AriaLumina is designed to enhance the appreciation of orchestral music for first time audiences by transforming key aural motifs into a key visual experience.
The Brief
The project's brief
Enhance the appreciation of orchestral music for wider audiences.
And we did - as part of Tech x Performance, in collaboration with musicians from Raffles Music College and NUS YST.
The Work
The Process
Field research into the landscape of performance arts surfaced a specific barrier: first-time listeners find orchestral music difficult to follow not because it is complex, but because they do not know what to listen for. Interviews with practitioners at Raffles Music College confirmed that making the motif explicit changes how audiences experience a live performance.
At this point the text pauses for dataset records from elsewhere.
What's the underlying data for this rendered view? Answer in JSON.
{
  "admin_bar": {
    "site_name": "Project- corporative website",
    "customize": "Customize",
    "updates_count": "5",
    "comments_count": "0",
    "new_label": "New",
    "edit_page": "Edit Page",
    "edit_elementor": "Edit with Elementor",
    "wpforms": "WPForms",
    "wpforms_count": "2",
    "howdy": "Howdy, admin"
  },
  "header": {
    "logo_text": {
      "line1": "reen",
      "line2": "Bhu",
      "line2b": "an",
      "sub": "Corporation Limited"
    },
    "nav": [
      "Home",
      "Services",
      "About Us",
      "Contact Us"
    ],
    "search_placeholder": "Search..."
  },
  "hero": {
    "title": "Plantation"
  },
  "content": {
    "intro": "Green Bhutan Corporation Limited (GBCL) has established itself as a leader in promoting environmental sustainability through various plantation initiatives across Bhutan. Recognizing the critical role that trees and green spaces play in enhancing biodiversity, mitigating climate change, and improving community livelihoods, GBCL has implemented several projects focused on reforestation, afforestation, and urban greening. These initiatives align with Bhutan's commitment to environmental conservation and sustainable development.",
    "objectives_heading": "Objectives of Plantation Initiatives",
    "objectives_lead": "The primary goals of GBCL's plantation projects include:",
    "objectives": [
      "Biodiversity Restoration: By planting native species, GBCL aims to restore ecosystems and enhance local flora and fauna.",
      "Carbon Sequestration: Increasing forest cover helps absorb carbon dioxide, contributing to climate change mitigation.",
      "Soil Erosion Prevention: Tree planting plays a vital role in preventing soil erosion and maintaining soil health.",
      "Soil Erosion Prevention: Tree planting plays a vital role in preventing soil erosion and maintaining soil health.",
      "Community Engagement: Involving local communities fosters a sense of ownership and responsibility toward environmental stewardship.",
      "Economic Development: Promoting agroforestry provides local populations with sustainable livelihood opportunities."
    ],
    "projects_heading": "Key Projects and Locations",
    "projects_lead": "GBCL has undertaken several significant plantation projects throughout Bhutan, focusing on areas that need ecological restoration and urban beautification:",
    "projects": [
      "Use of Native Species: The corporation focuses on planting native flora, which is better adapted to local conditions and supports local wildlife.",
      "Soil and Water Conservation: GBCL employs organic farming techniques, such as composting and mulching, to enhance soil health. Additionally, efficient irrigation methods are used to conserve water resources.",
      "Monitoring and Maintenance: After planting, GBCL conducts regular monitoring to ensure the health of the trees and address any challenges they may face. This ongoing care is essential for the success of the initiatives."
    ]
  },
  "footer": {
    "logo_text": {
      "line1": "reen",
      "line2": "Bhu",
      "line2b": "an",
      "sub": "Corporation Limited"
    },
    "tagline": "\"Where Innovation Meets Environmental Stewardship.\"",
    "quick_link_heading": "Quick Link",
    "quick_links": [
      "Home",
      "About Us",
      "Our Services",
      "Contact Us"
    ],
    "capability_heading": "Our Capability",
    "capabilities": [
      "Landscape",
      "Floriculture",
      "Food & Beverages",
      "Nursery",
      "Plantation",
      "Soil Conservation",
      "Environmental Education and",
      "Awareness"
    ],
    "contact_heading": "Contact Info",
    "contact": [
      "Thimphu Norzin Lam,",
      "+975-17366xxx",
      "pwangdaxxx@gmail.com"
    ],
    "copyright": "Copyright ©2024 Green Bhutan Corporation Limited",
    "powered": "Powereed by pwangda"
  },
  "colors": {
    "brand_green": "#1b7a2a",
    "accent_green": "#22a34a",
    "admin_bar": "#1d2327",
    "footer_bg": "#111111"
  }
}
Aria Lumina was developed over ten weeks with iterative prototyping and close collaboration with musicians from both colleges. The approach was a projection-led spotlight system directing audience attention to the musician carrying the current motif, drawing on cinematic framing as a reference point. Testing with NUS YST musicians confirmed the visuals did not interfere with performance.

Orchestral music often used to carry an aura of elitism, creating barriers for new listeners. But we're trying to change that narrative.
Mark Sim, instructor at the Raffles Music College

If a first time listener knew what motif to look out for in different pieces, they would automatically start appreciating the performance.
The Outcome
The project delivered a functional prototype and a validated interaction model within ten weeks.
Conductor-baton controls were not completed within the timeline. The interaction model is established for future iterations focused on first-time audience engagement.